Kadar and colleagues originally suggested that 85% of viable intrauterine pregnancies (IUPs) will have a rise in hCG levels of at least 66% every 48 hours, leading to what is commonly called the “doub­ling rule.”7 Barnhart and colleagues showed that the slowest recorded hCG rise for a viable pregnancy in 48 hours was 53%, demonstrating that the hCG level does not double in 48 to 72 hours as traditionally expected.8 In their final model, the authors calculated that 99% percent of normal IUPs should have an increase of at least 53% in 2 days, moving the bar for a “normal” hCG rise even lower. This also implies that 1% of viable IUPs may have a rise of less than 53% over 2 days. I have to wonder how many viable, wanted pregnancies have been interrupted by the misguided use of discriminatory zones or abnormal rises resulting in the emptying of the pregnant uterus?

Clinical assessment and ultrasonography should continue to be the mainstay of management of ectopic pregnancy. When surgical diagnosis is needed, laparoscopy should be considered. In this day and age, when we are being more cautious about emptying a uterus based on ultrasound measurements of the fetus or gestational sac, why are we still so eager to base that decision on laboratory values? Are we really willing to accept that 1% of the time we will be terminating a viable pregnancy? We should stop the continued propagation of flow charts and strategies that use hCG discriminatory zones or abnormal rises to determine viability and when to evacuate the uterus. A contemporary update to address the issue is needed.
Devin Namaky, MD

Cincinnati, Ohio

References
1. Seeber B, Barnhart K. Suspected ectopic pregnancy. Obstet Gynecol. 2006;107(2):399–413.

2. Mukul LV, Teal SB. Current management of ectopic pregnancy. Obstet Gynecol Clin North Am. 2007;34(3):403–419.

3. Ectopic pregnancy. In: Hoffman BL, Schorge JP, Schaffer JI, et al, eds. Williams Gynecology. 2nd ed. New York, NY: McGraw-Hill Professional; 2012:198–218.

4. Lobo RA. Ectopic pregnancy. In: Lentz GM, ed. Comprehensive Gynecology. 6th ed.

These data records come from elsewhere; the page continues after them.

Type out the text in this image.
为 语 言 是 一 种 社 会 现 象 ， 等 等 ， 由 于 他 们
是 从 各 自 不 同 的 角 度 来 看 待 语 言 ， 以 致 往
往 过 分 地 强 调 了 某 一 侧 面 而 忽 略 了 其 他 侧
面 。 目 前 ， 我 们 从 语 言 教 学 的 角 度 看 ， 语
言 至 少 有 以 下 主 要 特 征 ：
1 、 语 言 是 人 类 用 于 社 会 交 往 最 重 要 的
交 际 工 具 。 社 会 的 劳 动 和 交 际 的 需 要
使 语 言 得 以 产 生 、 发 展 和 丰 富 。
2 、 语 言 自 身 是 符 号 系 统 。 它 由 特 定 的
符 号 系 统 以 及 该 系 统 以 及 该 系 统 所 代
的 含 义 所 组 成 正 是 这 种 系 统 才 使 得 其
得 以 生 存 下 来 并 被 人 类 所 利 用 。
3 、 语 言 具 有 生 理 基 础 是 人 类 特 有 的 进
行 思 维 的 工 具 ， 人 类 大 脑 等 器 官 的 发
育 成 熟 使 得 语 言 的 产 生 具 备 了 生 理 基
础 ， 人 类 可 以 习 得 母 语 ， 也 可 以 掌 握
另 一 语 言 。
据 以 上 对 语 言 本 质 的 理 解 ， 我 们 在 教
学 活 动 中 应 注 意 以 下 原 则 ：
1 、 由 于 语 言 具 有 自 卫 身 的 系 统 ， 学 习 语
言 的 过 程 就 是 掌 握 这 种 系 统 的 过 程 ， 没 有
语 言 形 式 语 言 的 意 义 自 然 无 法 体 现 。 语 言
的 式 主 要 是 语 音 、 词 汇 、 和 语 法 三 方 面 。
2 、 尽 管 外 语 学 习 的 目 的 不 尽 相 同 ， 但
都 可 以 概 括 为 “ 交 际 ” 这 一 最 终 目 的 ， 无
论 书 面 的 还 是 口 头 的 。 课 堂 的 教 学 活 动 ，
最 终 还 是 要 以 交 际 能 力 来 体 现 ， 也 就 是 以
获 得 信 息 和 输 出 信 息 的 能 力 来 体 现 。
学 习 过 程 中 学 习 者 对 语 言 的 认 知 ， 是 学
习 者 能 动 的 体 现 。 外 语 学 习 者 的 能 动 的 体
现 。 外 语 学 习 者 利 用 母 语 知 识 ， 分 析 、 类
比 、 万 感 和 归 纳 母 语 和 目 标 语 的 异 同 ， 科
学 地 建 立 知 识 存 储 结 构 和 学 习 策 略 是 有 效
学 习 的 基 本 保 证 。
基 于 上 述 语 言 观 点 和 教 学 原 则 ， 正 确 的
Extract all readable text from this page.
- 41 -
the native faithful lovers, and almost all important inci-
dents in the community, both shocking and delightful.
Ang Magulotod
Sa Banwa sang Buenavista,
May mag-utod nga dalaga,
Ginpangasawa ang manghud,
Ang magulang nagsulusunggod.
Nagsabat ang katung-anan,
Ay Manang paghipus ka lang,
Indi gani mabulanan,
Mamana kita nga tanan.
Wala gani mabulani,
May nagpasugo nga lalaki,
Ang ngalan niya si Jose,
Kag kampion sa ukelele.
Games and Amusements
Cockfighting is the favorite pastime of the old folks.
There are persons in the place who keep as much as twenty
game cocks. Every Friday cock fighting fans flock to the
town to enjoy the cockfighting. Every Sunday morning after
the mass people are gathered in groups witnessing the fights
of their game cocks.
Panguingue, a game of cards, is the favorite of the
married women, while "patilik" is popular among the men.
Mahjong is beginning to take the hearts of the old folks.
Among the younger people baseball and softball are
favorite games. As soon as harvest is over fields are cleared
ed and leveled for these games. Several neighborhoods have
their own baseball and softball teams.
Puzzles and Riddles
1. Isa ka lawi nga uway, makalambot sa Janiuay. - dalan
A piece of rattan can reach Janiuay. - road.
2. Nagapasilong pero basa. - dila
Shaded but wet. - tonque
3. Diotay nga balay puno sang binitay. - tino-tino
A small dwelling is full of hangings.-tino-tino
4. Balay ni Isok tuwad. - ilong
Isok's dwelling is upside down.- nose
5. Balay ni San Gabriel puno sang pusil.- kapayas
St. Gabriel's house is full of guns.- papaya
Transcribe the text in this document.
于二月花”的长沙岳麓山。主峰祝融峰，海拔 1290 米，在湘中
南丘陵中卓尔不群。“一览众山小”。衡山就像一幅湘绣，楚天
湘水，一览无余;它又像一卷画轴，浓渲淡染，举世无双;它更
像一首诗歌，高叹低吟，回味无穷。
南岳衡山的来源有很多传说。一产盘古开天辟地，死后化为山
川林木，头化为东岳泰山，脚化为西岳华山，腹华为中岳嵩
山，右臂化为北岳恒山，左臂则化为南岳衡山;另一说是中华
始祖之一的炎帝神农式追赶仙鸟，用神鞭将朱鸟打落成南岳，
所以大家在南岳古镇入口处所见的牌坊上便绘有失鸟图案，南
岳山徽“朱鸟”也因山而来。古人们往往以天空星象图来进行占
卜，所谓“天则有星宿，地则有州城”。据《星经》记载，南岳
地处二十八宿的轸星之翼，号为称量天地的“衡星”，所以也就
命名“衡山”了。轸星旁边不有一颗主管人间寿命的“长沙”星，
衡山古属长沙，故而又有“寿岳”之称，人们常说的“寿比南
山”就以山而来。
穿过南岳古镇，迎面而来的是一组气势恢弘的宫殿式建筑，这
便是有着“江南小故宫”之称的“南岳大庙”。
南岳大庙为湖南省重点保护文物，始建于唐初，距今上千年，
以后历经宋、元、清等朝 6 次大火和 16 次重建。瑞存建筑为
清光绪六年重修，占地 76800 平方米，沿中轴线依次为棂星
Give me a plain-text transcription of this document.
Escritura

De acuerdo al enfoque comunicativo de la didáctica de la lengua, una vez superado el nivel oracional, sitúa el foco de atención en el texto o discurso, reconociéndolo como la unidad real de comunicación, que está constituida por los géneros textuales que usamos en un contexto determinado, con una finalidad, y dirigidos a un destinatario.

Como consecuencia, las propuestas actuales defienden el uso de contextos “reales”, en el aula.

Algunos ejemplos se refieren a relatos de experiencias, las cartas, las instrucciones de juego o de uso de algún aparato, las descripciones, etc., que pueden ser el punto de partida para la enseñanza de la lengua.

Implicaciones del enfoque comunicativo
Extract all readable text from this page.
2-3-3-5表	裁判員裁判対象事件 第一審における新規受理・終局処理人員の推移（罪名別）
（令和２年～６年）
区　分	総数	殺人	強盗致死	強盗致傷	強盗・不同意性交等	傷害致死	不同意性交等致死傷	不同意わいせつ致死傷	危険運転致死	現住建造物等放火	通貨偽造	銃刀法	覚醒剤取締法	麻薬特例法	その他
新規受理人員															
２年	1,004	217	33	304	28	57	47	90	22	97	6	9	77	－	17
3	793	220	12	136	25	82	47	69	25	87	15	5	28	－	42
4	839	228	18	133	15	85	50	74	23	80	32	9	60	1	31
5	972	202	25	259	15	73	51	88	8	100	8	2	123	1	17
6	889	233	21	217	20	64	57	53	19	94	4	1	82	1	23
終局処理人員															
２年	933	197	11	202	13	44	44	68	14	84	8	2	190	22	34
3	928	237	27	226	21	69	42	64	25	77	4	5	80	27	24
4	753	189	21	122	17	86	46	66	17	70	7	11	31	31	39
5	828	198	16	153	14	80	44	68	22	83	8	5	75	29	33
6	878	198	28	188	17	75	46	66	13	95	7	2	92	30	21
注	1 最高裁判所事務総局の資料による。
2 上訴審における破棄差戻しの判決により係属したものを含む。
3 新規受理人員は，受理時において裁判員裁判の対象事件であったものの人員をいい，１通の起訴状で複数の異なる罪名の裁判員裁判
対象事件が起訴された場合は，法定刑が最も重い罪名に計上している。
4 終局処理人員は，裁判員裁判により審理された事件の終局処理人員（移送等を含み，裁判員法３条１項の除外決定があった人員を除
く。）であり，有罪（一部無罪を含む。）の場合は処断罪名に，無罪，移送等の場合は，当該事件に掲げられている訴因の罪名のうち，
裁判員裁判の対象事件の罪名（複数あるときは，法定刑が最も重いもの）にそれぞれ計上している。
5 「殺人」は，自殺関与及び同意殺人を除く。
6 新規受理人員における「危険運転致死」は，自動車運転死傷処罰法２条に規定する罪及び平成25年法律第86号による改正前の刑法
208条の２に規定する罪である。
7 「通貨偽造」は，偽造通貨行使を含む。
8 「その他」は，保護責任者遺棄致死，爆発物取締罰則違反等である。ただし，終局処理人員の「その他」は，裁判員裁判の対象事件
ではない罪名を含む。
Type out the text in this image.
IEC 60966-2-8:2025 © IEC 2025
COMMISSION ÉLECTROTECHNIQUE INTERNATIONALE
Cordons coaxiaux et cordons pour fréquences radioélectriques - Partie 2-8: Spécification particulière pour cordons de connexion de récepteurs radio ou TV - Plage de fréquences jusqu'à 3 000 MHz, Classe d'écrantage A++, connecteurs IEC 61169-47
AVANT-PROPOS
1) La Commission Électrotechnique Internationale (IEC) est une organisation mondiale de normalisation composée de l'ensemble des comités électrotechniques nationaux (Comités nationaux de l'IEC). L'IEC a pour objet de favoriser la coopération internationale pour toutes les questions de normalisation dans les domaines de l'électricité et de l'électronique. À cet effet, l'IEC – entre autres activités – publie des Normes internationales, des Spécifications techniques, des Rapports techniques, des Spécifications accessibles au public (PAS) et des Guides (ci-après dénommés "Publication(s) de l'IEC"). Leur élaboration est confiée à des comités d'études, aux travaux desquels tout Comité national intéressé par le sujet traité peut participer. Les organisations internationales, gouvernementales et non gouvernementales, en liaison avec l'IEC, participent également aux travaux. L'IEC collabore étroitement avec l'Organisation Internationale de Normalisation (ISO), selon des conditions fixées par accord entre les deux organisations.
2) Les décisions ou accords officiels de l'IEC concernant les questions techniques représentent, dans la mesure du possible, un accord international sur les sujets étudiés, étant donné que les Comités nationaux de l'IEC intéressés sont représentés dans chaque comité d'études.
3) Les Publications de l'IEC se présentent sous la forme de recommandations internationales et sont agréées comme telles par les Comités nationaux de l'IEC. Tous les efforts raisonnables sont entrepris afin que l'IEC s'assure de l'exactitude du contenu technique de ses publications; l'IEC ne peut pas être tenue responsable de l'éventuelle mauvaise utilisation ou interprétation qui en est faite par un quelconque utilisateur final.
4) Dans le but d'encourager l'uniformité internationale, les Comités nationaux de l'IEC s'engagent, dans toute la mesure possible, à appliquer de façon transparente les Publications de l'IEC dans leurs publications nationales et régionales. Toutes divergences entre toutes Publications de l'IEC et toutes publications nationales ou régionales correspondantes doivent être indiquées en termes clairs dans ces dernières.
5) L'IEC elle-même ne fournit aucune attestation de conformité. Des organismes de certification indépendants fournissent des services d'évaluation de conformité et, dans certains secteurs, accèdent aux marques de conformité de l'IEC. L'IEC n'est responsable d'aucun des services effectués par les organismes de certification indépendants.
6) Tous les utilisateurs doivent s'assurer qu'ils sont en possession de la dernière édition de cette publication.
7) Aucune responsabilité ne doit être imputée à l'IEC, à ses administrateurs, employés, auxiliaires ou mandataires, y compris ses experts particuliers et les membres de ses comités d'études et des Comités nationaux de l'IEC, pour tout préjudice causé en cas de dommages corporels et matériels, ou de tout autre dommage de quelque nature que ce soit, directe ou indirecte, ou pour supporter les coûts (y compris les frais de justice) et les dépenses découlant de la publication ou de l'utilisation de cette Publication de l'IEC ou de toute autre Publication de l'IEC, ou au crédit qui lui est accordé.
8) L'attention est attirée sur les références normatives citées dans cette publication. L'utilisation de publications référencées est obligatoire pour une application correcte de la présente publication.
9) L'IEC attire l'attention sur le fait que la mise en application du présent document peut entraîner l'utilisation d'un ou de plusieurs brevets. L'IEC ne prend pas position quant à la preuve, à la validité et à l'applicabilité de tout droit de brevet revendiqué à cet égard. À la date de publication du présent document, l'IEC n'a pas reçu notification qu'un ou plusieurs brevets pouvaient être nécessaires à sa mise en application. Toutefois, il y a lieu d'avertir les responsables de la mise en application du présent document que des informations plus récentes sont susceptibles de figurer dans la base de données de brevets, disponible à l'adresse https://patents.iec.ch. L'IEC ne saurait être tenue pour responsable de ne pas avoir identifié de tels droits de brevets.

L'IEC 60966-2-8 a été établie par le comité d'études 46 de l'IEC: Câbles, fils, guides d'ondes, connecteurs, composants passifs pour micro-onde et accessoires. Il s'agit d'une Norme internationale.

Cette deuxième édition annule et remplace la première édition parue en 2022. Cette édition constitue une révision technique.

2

Philadelphia, PA: Elsevier Mosby; 2012:361–382 .

5. Damario MA, Rock JA. Ectopic pregnancy. In: Rock JA, Jones HW III, eds. Te Linde’s Operative Gynecology. 10th ed. Philadelphia, PA: Lippincott Williams & Wilkins; 2008:798–824.

6. Tulandi T. Ectopic pregnancy: clinical manifestations and diagnosis. UpToDate Web site. http://www.uptodate.com/contents/ectopic-pregnancy-clinical-manifestations-and-diag nosis. Updated October 22, 2014. Accessed February 18, 2015.

7. Kadar N, Caldwell BV, Romera R. A method of screening for ectopic pregnancy and its indications. Obstet Gynecol. 1981;58(2):162–166.

8. Barnhart KT, Sammel MD, Rinaudo PF, Zhou L, Hummel AC, Guo W. Symptomatic patients with an early viable intrauterine pregnancy: hCG curves redefined. Obstet Gynecol. 2004;104(1):50–55.

Why not use serum progesterone to determine early pregnancy viability?

I read with attention Dr. Barbieri’s recent editorial about evaluation of early pregnancy. My question is: Why is serum progesterone not recommended or used to assess the health of an early pregnancy?

In my practice, I always use a serum progesterone test along with hCG measurements to ascertain if an early pregnancy is healthy. I have observed, as biased as this observation can be, as I have not done any study about it, that a serum progesterone level above 12 ng/dL correlates quite well with a healthy pregnancy. I only follow more intensively with serial ultrasonography and hCG measurements in a patient whose progesterone level is below 11 ng/dL.

When a patient’s only symptom is bleeding, if the serum progesterone level is below 11 ng/dL, and her serum quantitative hCG level does not double as appropriate, I consider the pregnancy not normal and counsel the patient about continuing observation or terminating the pregnancy.

In the same laboratory scenario but with a patient who has bleeding and pain, and even moreso if the progesterone level is below 8 ng/dL, I strongly consider an ectopic pregnancy until it is proven otherwise. In this case, I offer treatment with methotrexate, as it’s my experience that the vast majority of these patients are carrying an abnormal pregnancy— either a spontaneous abortion or an ectopic pregnancy. Methotrexate therapy will prevent further complications without causing the loss of normal pregnancies.